Do You Know What You Give Up?
Lots of people enter contests, most of them never read the rules. Some do and think that they do not matter, because "they" aren't "good enough" to worry. All contests will have some line in their rules, typically in micro type that says that be entering you grant the contest operator, their partners, assorted parasites and all manner of other leeches, permanent use of your images without notification or compensation. You cede any rights to retract your authorization. That's what irrevocable means. Submit a photo of a good looking teen and discover it adorning a condom box? Too bad, you agreed to it. It's not their fault, it's yours, you agreed to the conditions. You may even give up your right to use your photo for any other purpose, forever, no matter what. If you do, the contest organizer may have rights to sue you for damages, and all or some of any proceeds that you get from your work.
Who Is The Judge?
There are courses and certifications for photo contest judges. I've been through the program. When push comes to shove, the courses are more about interpreting the submission guidelines than providing anything in the way of constructive developments. I have seen on far too many occasions, the same judge give vastly different grades in the same contest to two images that are more identical than different. When challenged the responses are uniformly full of sh*t. "Image one has more "feeling" than image two. How is that objective? How does an entrant know that if the judge looked at the image on a different day and time and in a different mood that the results would not be completely different? Who is an "accreditted" judge and what entitles that person to tell you whether your work is good or not? Are you that insecure that you think some other person's valuation of your art is more accurate than your own? What a load of bull that is.
More often than not, the judges have NO training, have gone through no accreditation process, however meaningless that might be, and your hard work is being judged by someone with no art background, no photographic skills, no talent and last week was sealing boxes with packing tape. Who the hell are these people to judge your work and how lame are you for letting them?
Social Media Postings
Have you read the terms and conditions that apply when you post to a public group on social media? If you think that contest rules take advantage of you, social media is 100 times worse. Yet people post pictures every day.
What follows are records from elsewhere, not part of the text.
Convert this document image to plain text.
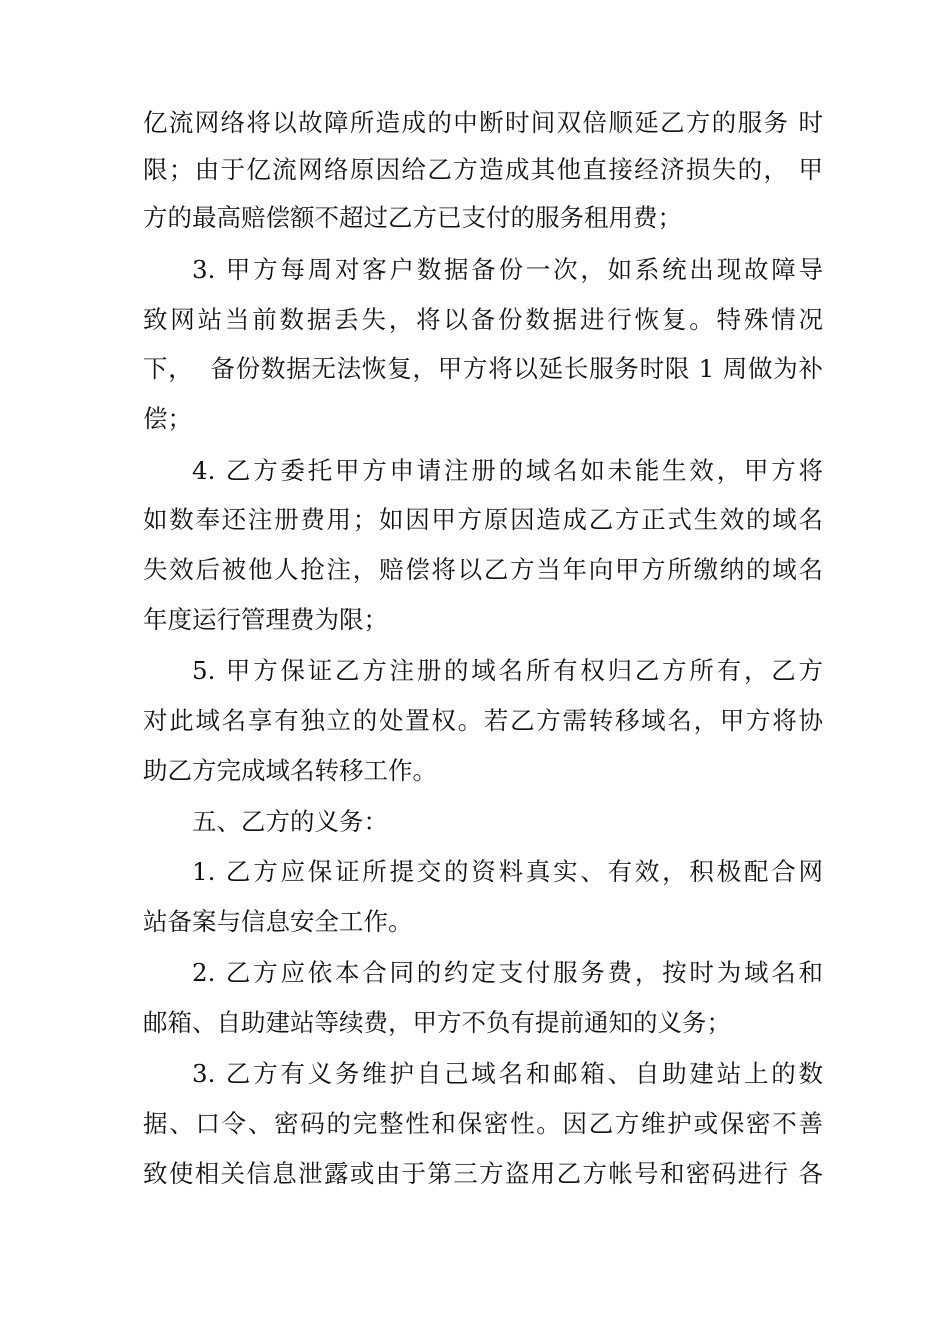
亿流网络将以故障所造成的中断时间双倍顺延乙方的服务 时
限；由于亿流网络原因给乙方造成其他直接经济损失的， 甲
方的最高赔偿额不超过乙方已支付的服务租用费；
3. 甲方每周对客户数据备份一次，如系统出现故障导
致网站当前数据丢失，将以备份数据进行恢复。特殊情况
下，  备份数据无法恢复，甲方将以延长服务时限 1 周做为补
偿；
4. 乙方委托甲方申请注册的域名如未能生效，甲方将
如数奉还注册费用；如因甲方原因造成乙方正式生效的域名
失效后被他人抢注，赔偿将以乙方当年向甲方所缴纳的域名
年度运行管理费为限；
5. 甲方保证乙方注册的域名所有权归乙方所有，乙方
对此域名享有独立的处置权。若乙方需转移域名，甲方将协
助乙方完成域名转移工作。
五、乙方的义务：
1. 乙方应保证所提交的资料真实、有效，积极配合网
站备案与信息安全工作。
2. 乙方应依本合同的约定支付服务费，按时为域名和
邮箱、自助建站等续费，甲方不负有提前通知的义务；
3. 乙方有义务维护自己域名和邮箱、自助建站上的数
据、口令、密码的完整性和保密性。因乙方维护或保密不善
致使相关信息泄露或由于第三方盗用乙方帐号和密码进行 各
Most of them are disposable to be certain, and the submitters know this to be true, all they want are likes and thumbs up from people that they do not know, and would not lend a buck to, if they met them live. When you post to social media, your work may as well be public domain, because effectually it is.
Oh, you put a watermark on it? Ever hear of Photoshop? So much for your fancy and probably paid for watermark. Unless your watermark is digitally embedded, removing it is easier than applying it.
What's that? You only submit online to public community challenges? Do you think that makes any kind of difference to the suborning of your rights by your own choice? Who benefits from your entry? It's the organizer, who by sharing your work under their banner may generate more business, more revenue, or authority built solely on the spine of your efforts.
But I'm A Photographer, This Is How I Get Business!
This is a lie. A lie told by Instagram and Facebook and the rest of the identity and content thieves that you sanction. Photographers do not get hired because of content in contests, or social media. They get hired because they get out and sell their talent, their skill, their ability to deliver on time and to specification. Facebook users upload over 350 million pictures a day according to data from 2013. As of 2016, Instagram was getting over 80 million pictures a day. Your uploads are standing out in this sea of dreck precisely how? You aren't getting any business through uploading or entering contests, it's a lie used to get more content for nothing.
Change The Rules
Don't like this? Think that I'm an ass for writing it? Fair enough. That doesn't change reality, so lie to yourself if it makes you happy, but know the truth. Stop working for free. If you truly love your art, that should be enough. If it isn't, it means that you accept someone else's valuation over your own, even though they have no ability to know your thinking, your emotion and what you are getting out of your work. It's a sign of weakness and that you are ok being taken advantage of. Want to be a better artist? Spend less time on contests and social media and more time on your work. Shoot for yourself, share with friends and people that you trust if you wish, but only for their pleasure, not for your lack of confidence.
If you like your work, make big prints and hang them in your own home. Create memories that last. Build your own portfolio where you control the content and how it gets used. That's what a real artist does.
During his lifetime, Vincent Van Gogh couldn't give away his work. The judges of the day determined it was worthless and of poor quality. This did not stop Mr. Van Gogh from painting. The really sad thing is that his work was not appreciated until long after his death. I see Starry Night, and can look at it for hours. It appeals to me. I do not judge it. I simply like it. I have never read a review of it, never attended a lecture on it, never heard anything from an art critic. I choose to think for myself and draw my own conclusions. If you are an artist, there is no other option.